Le 27 janvier dernier, l’interprofession des semences et plants présentait son projet stratégique visant, entre autres engagements, à s’ouvrir à l’ensemble des acteurs de la filière, dont les producteurs de semences fermières. Quelques semaines plus tard, les organisations visées, à commencer par la Coordination nationale pour la défense des semences fermières (CNDSF), attendent toujours leur carton d’invitation. « Les paroles n’ont pas encore été suivies d’actes », explique son président Philippe Ribault, à l’occasion d’une journée de démonstration organisée dans le Lot-et-Garonne et donnant à voir la technicité et le professionnalisme des trieurs à façon.

Une journée à laquelle a participé Pierre Pagès, vice-président de Semae. « Ma présence à vos côtés témoigne d’un changement d’époque, a déclaré le responsable professionnel, sous le hangar d’un adhérent du Modef, entre deux stations de triage mécaniques et optiques des entreprises Cereti et Denis. Tout un symbole. L’interprofession avait peu évolué en 60 ans d’existence. Un tel changement suppose une adaptation de nos structures opérationnelles. Ce nouveau schéma d’organisation est encore en chantier. Notre volonté de mener cette petite révolution jusqu’à son terme reste entière ».

Philippe Ribault, président de la Coordination nationale pour la défense des semences fermières (CNDSF)
Philippe Ribault, président de la Coordination nationale pour la défense des semences fermières (CNDSF)

Quid du collège des producteurs

A l’annonce de la création de Semae et de son projet stratégique, la Confédération paysanne, qui dispose statutairement d’un siège au conseil d’administration de l’interprofession, aux côtés de la Coordination rurale et des syndicats majoritaires, avait dénoncé un « ravalement de façade et une ouverture en trompe-l’œil ». « Depuis le 27 janvier, on est sans nouvelle de Semae, c’est un peu surprenant, déclare Denis Perreau, porte-parole de la CNDSF et secrétaire national de la confédération paysanne. En tant que producteurs de semences fermières, nous revendiquons une place au collège des producteurs de semences, et pas seulement en tant qu’utilisateurs ou au sein de la nouvelle section dédiée à la diversité des semences et des plants ».
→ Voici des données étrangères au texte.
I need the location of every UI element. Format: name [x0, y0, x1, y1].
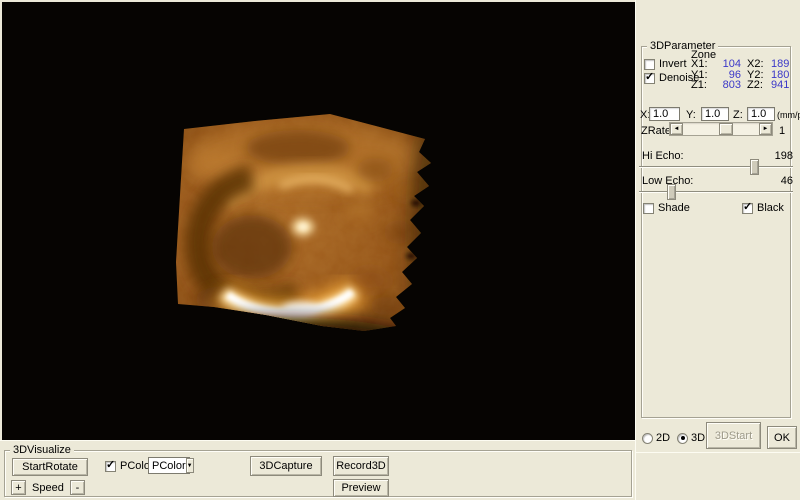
- invert-checkbox-row[interactable]: Invert: [644, 58, 687, 70]
- pcolor-dropdown-arrow-icon[interactable]: ▼: [186, 458, 194, 473]
- speed-minus-button[interactable]: -: [70, 480, 85, 495]
- start-rotate-button[interactable]: StartRotate: [12, 458, 88, 476]
- pcolor-checkbox-row[interactable]: PColor: [105, 460, 154, 472]
- black-checkbox-row[interactable]: Black: [742, 202, 784, 214]
- zone-z1-value: 803: [709, 80, 741, 91]
- pcolor-checkbox[interactable]: [105, 461, 116, 472]
- hi-echo-slider-thumb[interactable]: [750, 159, 759, 175]
- scale-y-label: Y:: [686, 109, 696, 121]
- low-echo-slider-track[interactable]: [639, 191, 793, 193]
- mode-2d-label: 2D: [656, 432, 670, 444]
- zrate-scrollbar[interactable]: ◄ ►: [669, 122, 773, 136]
- zrate-label: ZRate: [641, 125, 671, 137]
- low-echo-slider-thumb[interactable]: [667, 184, 676, 200]
- zone-x2-value: 189: [771, 59, 787, 70]
- capture3d-button[interactable]: 3DCapture: [250, 456, 322, 476]
- speed-label: Speed: [32, 482, 64, 494]
- scale-z-label: Z:: [733, 109, 743, 121]
- low-echo-value: 46: [636, 175, 793, 187]
- zrate-left-arrow-icon[interactable]: ◄: [670, 123, 683, 135]
- scale-y-input[interactable]: [701, 107, 729, 121]
- parameter-panel: 3DParameter Invert Denoise Zone X1: 104 …: [635, 0, 800, 500]
- zrate-value: 1: [779, 125, 785, 137]
- black-label: Black: [757, 202, 784, 214]
- shade-checkbox-row[interactable]: Shade: [643, 202, 690, 214]
- start3d-button[interactable]: 3DStart: [706, 422, 761, 449]
- invert-label: Invert: [659, 58, 687, 70]
- black-checkbox[interactable]: [742, 203, 753, 214]
- mode-3d-radio[interactable]: [677, 433, 688, 444]
- ok-button[interactable]: OK: [767, 426, 797, 449]
- pcolor-dropdown-value: PColor: [149, 460, 186, 472]
- zone-z2-value: 941: [771, 80, 787, 91]
- zone-x2-label: X2:: [747, 59, 771, 70]
- zrate-right-arrow-icon[interactable]: ►: [759, 123, 772, 135]
- visualize-panel: 3DVisualize StartRotate + Speed - PColor…: [0, 440, 635, 500]
- mode-2d-radio-row[interactable]: 2D: [642, 432, 670, 444]
- speed-plus-button[interactable]: +: [11, 480, 26, 495]
- zrate-scrollbar-thumb[interactable]: [719, 123, 733, 135]
- zone-x1-value: 104: [709, 59, 741, 70]
- hi-echo-value: 198: [636, 150, 793, 162]
- zone-x1-label: X1:: [691, 59, 709, 70]
- scale-z-input[interactable]: [747, 107, 775, 121]
- parameter-groupbox: 3DParameter: [641, 46, 791, 418]
- scale-unit-label: (mm/p): [777, 110, 800, 120]
- panel-divider: [636, 452, 800, 453]
- zone-values: X1: 104 X2: 189 Y1: 96 Y2: 180 Z1: 803 Z…: [691, 59, 787, 91]
- mode-3d-label: 3D: [691, 432, 705, 444]
- shade-checkbox[interactable]: [643, 203, 654, 214]
- preview-button[interactable]: Preview: [333, 479, 389, 497]
- scale-x-input[interactable]: [649, 107, 680, 121]
- zone-row-z: Z1: 803 Z2: 941: [691, 80, 787, 91]
- denoise-checkbox[interactable]: [644, 73, 655, 84]
- mode-2d-radio[interactable]: [642, 433, 653, 444]
- visualize-group-title: 3DVisualize: [10, 444, 74, 457]
- record3d-button[interactable]: Record3D: [333, 456, 389, 476]
- mode-3d-radio-row[interactable]: 3D: [677, 432, 705, 444]
- render-viewport[interactable]: [2, 2, 635, 440]
- pcolor-dropdown[interactable]: PColor ▼: [148, 457, 190, 474]
- hi-echo-slider-track[interactable]: [639, 166, 793, 168]
- invert-checkbox[interactable]: [644, 59, 655, 70]
- zone-z2-label: Z2:: [747, 80, 771, 91]
- zone-row-x: X1: 104 X2: 189: [691, 59, 787, 70]
- zone-z1-label: Z1:: [691, 80, 709, 91]
- ultrasound-render: [2, 2, 635, 440]
- shade-label: Shade: [658, 202, 690, 214]
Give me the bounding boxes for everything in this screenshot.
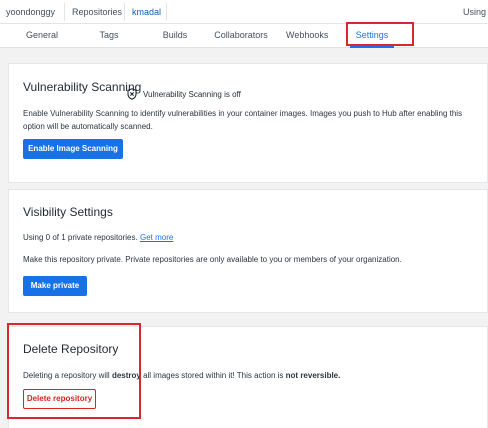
vulnerability-status-text: Vulnerability Scanning is off [143,89,241,99]
vulnerability-scanning-description: Enable Vulnerability Scanning to identif… [23,109,463,131]
tab-webhooks[interactable]: Webhooks [286,24,328,48]
visibility-settings-card: Visibility Settings Using 0 of 1 private… [8,189,488,313]
delete-repository-button[interactable]: Delete repository [23,389,96,409]
tab-collaborators[interactable]: Collaborators [214,24,268,48]
delete-warning-text: Deleting a repository will [23,371,112,380]
breadcrumb-item-namespace[interactable]: yoondonggy [6,0,55,24]
breadcrumb-divider [64,3,65,21]
delete-warning-text: all images stored within it! This action… [140,371,286,380]
vulnerability-scanning-card: Vulnerability Scanning Enable Vulnerabil… [8,63,488,183]
visibility-settings-title: Visibility Settings [23,205,113,219]
breadcrumb-divider [124,3,125,21]
tab-tags[interactable]: Tags [94,24,124,48]
tab-builds[interactable]: Builds [158,24,192,48]
delete-warning-emphasis: not reversible. [285,371,341,380]
visibility-description: Make this repository private. Private re… [23,255,402,264]
tab-general[interactable]: General [22,24,62,48]
breadcrumb-item-repositories[interactable]: Repositories [72,0,122,24]
breadcrumb: yoondonggy Repositories kmadal Using [0,0,488,24]
vulnerability-status: Vulnerability Scanning is off [127,87,241,101]
shield-off-icon [127,88,137,100]
vulnerability-scanning-title: Vulnerability Scanning [23,80,142,94]
make-private-button[interactable]: Make private [23,276,87,296]
private-repo-usage-text: Using 0 of 1 private repositories. [23,233,138,242]
delete-repository-warning: Deleting a repository will destroy all i… [23,369,463,382]
enable-image-scanning-button[interactable]: Enable Image Scanning [23,139,123,159]
repository-tabs: General Tags Builds Collaborators Webhoo… [0,24,488,48]
private-repo-usage: Using 0 of 1 private repositories. Get m… [23,231,173,244]
tab-settings[interactable]: Settings [350,24,394,48]
breadcrumb-divider [166,3,167,21]
get-more-link[interactable]: Get more [140,233,173,242]
using-label: Using [462,7,486,17]
delete-repository-card: Delete Repository Deleting a repository … [8,326,488,428]
breadcrumb-item-repository[interactable]: kmadal [132,0,161,24]
delete-warning-emphasis: destroy [111,371,141,380]
delete-repository-title: Delete Repository [23,342,119,356]
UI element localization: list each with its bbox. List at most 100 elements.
« Sur le fond, il n’y a pas de frein à accueillir les acteurs de la semence fermière, temporise Pierre Pagès. La question, c’est de savoir, au regard des acteurs et de leurs activités, quel collège ils sont potentiellement susceptibles d’intégrer. Cela reste à construire collectivement ».

Les acteurs des semences fermières estiment que leurs activités, par leurs performances et leur compétitivité, peuvent contribuer à atteindre l’objectif d’autonomie protéique
Les acteurs des semences fermières estiment que leurs activités, par leurs performances et leur compétitivité, peuvent contribuer à atteindre l’objectif d’autonomie protéique

Deux lignes rouges

Les semaines et les mois à venir devraient donner lieu à des avancées entre les différentes parties prenantes, dont la CNDSF et le Syndicat des trieurs à façon français (Staff). Lorsque le cadre sera fixé et la place des uns et des autres clairement définie, Semae devrait constituer un lieu de débats, en lieu et place des confrontations par médias interposés, sans pour autant annihiler les points de discorde, voire de franche opposition.

Le jour où la CNDSF organisait à Lacepède (Lot-et-Garonne) sa démonstration de triage de semences de soja, gesse et autres féverole, un groupe de faucheurs volontaires éventrait des sacs de semences de colza et de tournesol dans des locaux de la coopérative Arterris dans l’Aude. Une ligne rouge pour Semae comme le sont  tout autant les NBT (New breeding technologies) pour la Confédération paysanne.